The paper said one letter was sent on September 10 and Low’s application for citizenship was submitted to the cabinet the next day, where it was approved unanimously.

A senior Cypriot government official confirmed that Low has Cypriot nationality.

Hasikos took to social media to rubbish the Politis report, saying that it would have been a “monstrous scandal” if a passport was issued within two days upon the request of the archbishop. “However it is a monstrous lie,” he said on Facebook.

Socratis Hasikos, Cyprus' former interior minister. Photo: Facebook / Socrates. Hasicos
Socratis Hasikos, Cyprus' former interior minister. Photo: Facebook / Socrates. Hasicos

He said Low had filed his citizenship application two and a half months before he obtained his passport and the relevant agency had conducted an investigation into his background with Interpol, the Cyprus police and the bank through which he made his investment. No red flags were raised.

The bank is thought to be the Bank of Cyprus and Hasikos said the bank “confirmed the money was clean”.

Low has been painted by prosecutors as the mastermind behind the 1MDB scandal, which saw more than US$4.5 billion – Malaysian authorities believe up to US$10 billion – allegedly misappropriated from the investment fund. The fugitive financier recently struck a deal with the US Justice Department to return almost US$1 billion of assets to resolve forfeiture cases linked to him. He has consistently denied any wrongdoing.

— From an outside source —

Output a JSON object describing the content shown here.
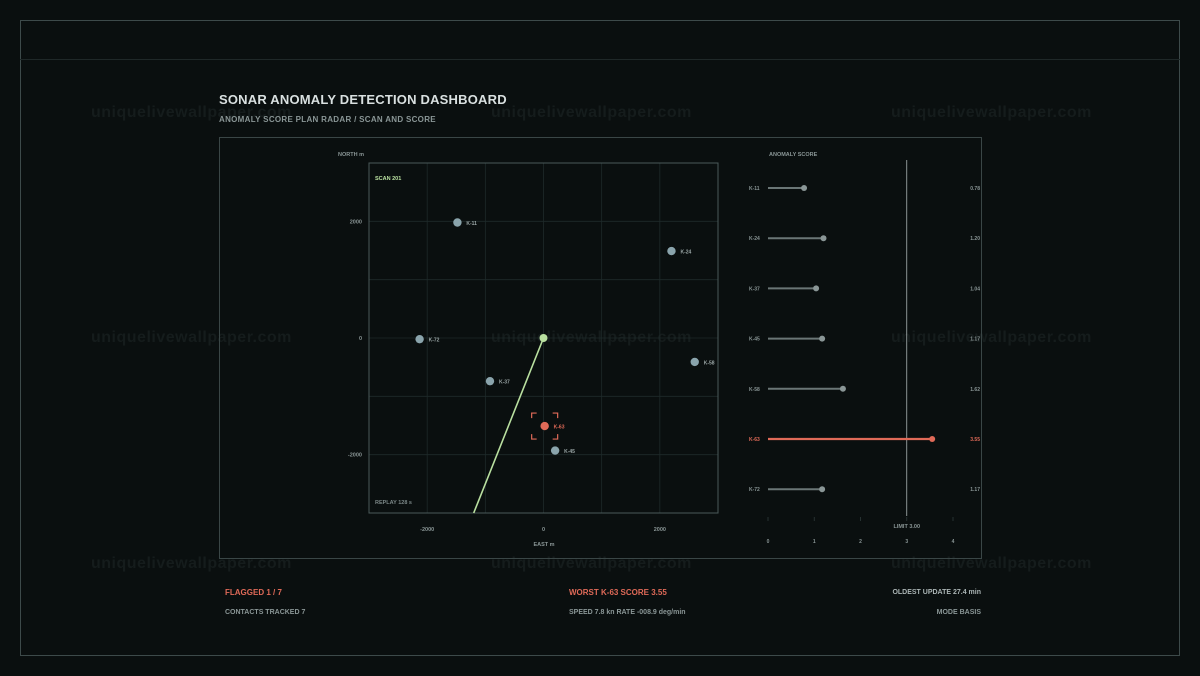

On Monday, Cyprus’ President Nicos Anastasiades reportedly pledged to revoke any passports that were “mistakenly” granted to wealthy investors who were found to have committed wrongdoing.

Cypriot President Nicos Anastasiades. Photo: Xinhua
Cypriot President Nicos Anastasiades. Photo: Xinhua

He said “errors” may have been made in granting such “golden passports” under an earlier, less-strict version of the country’s lucrative investment programme.

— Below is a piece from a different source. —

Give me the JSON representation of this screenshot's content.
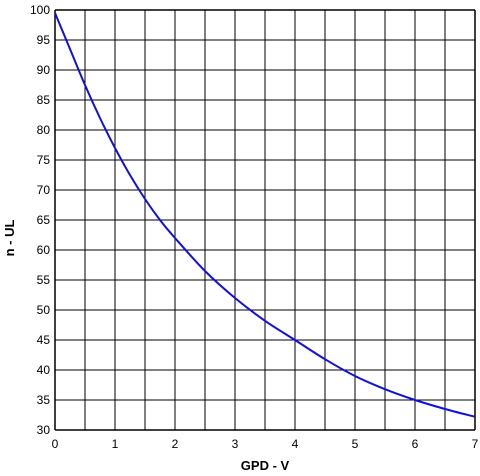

There could be “perhaps 10-15” such instances of investors whom vetting had failed to identify as ineligible, he said. Cypriot government spokesman Prodromos Prodromou said nearly 4,000 passports have been issued to investors since the programme began following a 2013 financial crisis.

Low’s whereabouts remain unknown despite Interpol issuing a red notice against him last year. Malaysian police said they know his location but that he is being protected by a certain party, with whom they are conducting talks to bring him back.

Let’s do a Mossad and get our hands on him Kadir Jasin, media adviser to the Malaysian prime minister

Low was offered asylum in August by a country that acts in line with the United Nations Universal Declaration of Human Rights and European Convention on Human Rights, his spokesman said last week through his lawyers, without naming the country.

On Monday, it was reported that authorities in the country harbouring Low had told Malaysian police that he had undergone radical plastic surgery to make himself look like a bear and had changed the way he walks so that “he resembled a wild ox”.

Veteran newsman Kadir Jasin, now a media adviser to Malaysian Prime Minister Mahathir Mohamad, rejected these assertions, however, writing on his personal blog on Tuesday that Low could not have had such surgeries “as this would deny him the right to hold a passport”.

Jasin said Low was more likely to want to look like ‘the devastatingly handsome’ Leonardo DiCaprio. Photo: AP
Jasin said Low was more likely to want to look like ‘the devastatingly handsome’ Leonardo DiCaprio. Photo: AP

“He is more likely to go under the knife to look like the devastatingly handsome Leonardo DiCaprio,” he wrote, adding that now Low is known to own a Cypriot passport “it would logically be easier for us to track him down”.

“So let’s do a Mossad and get our hands on him,” Kadir said, in a reference to the Israeli intelligence arm.

“Just dig him out of the worm hole, as promised, and bring him back to Malaysia kicking and screaming.”